“At any given moment, you have the power to say ‘This is NOT how the story is going to end.’”
I’ve been writing – and rewriting – this letter to you for weeks, as I counted down to your angel day. Here it is, the fifth anniversary of the day that you left us, and I still can’t find the right words. Maybe that’s because there are none.
Andy, I miss you more than words can express.
But here I sit, still trying to find a way to describe the depth and breadth of my feelings for you. A way to say how much I love you without hyperbole. A metaphor that I haven’t used before. A literary device that will allow others to know you as intrinsically and fully as I do. To make them feel the cold emptiness of your loss on this hot June day. To wholly capture your essence and legacy on paper.
I’m just not a good enough writer.
And so people talk in platitudes about you – telling me that you’re in a better place, that you are at peace, that I need to embrace the blessings I have, that you’re watching over us all. Those words hold little solace for me.
Five years later, I’m still searching for meaning – something tangible and real to cling to in your absence. I’m still grappling, every day, with emotions that I can’t explain. I’m still fumbling with words when someone asks me how many children I have.
Or when your little sister Lucy, who is now almost four, asks me where you are.
We are five years removed from your loss, but it is an entire lifetime for the siblings you never met. Everything has changed. You father and I are completely and irrevocably different people. What words are there to bridge the gap between who we were when you were here and who we are now? How can I translate my living, breathing memories of you into a language that your sister and brother understand?
To Lucy, you are a dragonfly in the summer sky.
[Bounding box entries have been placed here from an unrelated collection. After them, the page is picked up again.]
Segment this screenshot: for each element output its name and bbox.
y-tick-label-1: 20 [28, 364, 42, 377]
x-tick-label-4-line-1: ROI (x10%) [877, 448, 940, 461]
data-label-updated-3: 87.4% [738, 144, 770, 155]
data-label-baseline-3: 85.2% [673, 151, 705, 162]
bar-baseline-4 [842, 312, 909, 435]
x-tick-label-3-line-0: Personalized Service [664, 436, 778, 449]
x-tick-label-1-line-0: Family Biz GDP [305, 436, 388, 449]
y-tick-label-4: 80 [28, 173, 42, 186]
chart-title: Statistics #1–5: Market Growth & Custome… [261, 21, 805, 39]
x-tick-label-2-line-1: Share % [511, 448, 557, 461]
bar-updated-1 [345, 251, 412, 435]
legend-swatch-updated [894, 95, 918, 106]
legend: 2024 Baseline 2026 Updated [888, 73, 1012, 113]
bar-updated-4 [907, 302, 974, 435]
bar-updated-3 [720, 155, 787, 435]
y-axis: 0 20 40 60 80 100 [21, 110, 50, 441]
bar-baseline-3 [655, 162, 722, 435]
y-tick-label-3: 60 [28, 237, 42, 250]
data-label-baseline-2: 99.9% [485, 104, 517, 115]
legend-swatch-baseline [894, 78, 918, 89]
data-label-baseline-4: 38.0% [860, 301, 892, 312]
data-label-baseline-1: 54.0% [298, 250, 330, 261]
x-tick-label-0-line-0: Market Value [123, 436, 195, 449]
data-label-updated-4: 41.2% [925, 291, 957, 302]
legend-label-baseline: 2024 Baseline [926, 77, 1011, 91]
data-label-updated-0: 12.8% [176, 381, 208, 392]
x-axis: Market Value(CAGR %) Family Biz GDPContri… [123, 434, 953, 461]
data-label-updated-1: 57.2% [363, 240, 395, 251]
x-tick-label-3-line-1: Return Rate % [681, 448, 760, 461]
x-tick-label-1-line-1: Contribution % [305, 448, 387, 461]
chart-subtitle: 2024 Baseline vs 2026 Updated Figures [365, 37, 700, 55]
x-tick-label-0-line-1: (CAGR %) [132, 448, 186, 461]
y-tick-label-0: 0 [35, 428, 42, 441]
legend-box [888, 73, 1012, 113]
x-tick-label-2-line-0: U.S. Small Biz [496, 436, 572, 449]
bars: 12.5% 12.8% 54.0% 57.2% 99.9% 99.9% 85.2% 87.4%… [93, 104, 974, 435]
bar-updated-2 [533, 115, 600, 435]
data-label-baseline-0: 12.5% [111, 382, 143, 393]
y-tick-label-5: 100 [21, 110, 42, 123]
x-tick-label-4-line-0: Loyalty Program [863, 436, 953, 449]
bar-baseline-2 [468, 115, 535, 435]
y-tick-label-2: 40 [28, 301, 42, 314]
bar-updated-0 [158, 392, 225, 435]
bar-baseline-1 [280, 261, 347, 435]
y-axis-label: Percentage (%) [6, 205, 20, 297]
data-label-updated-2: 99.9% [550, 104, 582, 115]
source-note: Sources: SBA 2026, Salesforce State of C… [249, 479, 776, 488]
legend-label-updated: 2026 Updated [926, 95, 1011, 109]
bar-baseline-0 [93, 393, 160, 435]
You are an angel with a broken wing, healed and flying in heaven. You are the thunder in a rainstorm and the rainbow after it. To your little brother Will, you are a smiling face in a picture and another character in a story. You’re not real to them, and that stark fact breaks my heart.
But, I won’t let your story end. Grief won’t silence me. I know nothing I say or write can bring you back to life – back to us – but I won’t stop trying.
So, today, on your fifth angel day – the day after you should have graduated from pre-kindergarten – I will gather Lucy and Will on my lap and tell them all about you once again. I will hold them close, breathing in their sweaty summer scent and remembering the smell of your skin. I will kiss the tops of their curly heads, so much like yours. And together we will begin to write the next chapter.